What is a connection?

Connections are the glue that integrates your Gadget app with third-party systems. They can model and extract data from those systems into your Gadget app, allowing you to build reports around that data or react to changes. Connections also allow your app to perform actions on the remote API, such as sending emails with SendGrid or publishing a product on Shopify.

Why should you care about connections?

Although standalone applications can provide utility, most software we build needs to integrate with external systems to provide business value. GitHub integrates with your continuous integration system so that you get feedback on pull requests. Commerce software integrates with warehouse management systems to track inventory.
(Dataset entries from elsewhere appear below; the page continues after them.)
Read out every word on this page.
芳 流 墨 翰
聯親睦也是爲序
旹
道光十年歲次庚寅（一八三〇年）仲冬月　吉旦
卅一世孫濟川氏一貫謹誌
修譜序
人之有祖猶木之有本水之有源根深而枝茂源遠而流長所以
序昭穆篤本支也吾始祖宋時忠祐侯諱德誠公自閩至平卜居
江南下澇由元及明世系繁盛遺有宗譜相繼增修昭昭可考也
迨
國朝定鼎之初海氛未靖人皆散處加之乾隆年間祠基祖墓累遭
Second, building a reliable integration is difficult, and quite repetitive. Once you get past properly authenticating your app, there are lots of issues one has to address when talking to the external system. Webhooks are unreliable, so how do I ensure my system always has the most up-to-date data? Similarly, communicating over the network is unreliable, so how do I make actions reliable? How do I respond to specific changes in state? These are just a few of the things one has to manage when building an integration.

Finally, some remote APIs can be difficult to model. For example, Shopify products have many variants as child resources. If you want to model products and product variants separately in your app, you also need to deal with the fact that a product variant being deleted results in a product update payload, with a variants list containing all variants except the one that was deleted.
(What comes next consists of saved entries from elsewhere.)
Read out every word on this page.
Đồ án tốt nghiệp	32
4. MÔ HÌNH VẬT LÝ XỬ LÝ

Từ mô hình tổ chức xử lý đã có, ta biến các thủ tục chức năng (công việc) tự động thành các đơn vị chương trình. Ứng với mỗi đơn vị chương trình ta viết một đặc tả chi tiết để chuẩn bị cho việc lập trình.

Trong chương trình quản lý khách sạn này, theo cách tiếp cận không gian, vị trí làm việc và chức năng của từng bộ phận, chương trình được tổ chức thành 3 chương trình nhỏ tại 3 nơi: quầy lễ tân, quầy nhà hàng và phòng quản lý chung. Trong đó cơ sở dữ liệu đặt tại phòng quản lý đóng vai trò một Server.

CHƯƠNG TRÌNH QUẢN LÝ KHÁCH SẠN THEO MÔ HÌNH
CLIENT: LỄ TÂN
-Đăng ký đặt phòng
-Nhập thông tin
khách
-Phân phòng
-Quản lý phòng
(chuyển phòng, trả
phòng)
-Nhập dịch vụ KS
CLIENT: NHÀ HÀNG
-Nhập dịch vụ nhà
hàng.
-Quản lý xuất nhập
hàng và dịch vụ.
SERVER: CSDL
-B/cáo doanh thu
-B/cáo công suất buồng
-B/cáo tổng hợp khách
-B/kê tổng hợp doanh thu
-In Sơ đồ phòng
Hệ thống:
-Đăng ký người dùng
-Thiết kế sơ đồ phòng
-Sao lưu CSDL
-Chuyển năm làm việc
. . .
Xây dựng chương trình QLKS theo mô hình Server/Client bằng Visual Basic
What do connections provide?

Gadget connections provide all the things you need to reliably integrate with external systems. There are three major types of things you get when installing a connection on your Gadget app:

  1. Data modeling: Gadget will provide models with some connections, and ensure these models are kept up to date with the remote system, through webhooks and background data synchronization.
  2. Effects: For third-party systems which provide APIs that allow you to run actions on remote systems, such as sending an email, Gadget will provide effects that allow you to easily perform those actions.
  3. Client: When Gadget doesn’t do exactly what you need, an authenticated client is available for your custom code effects to use.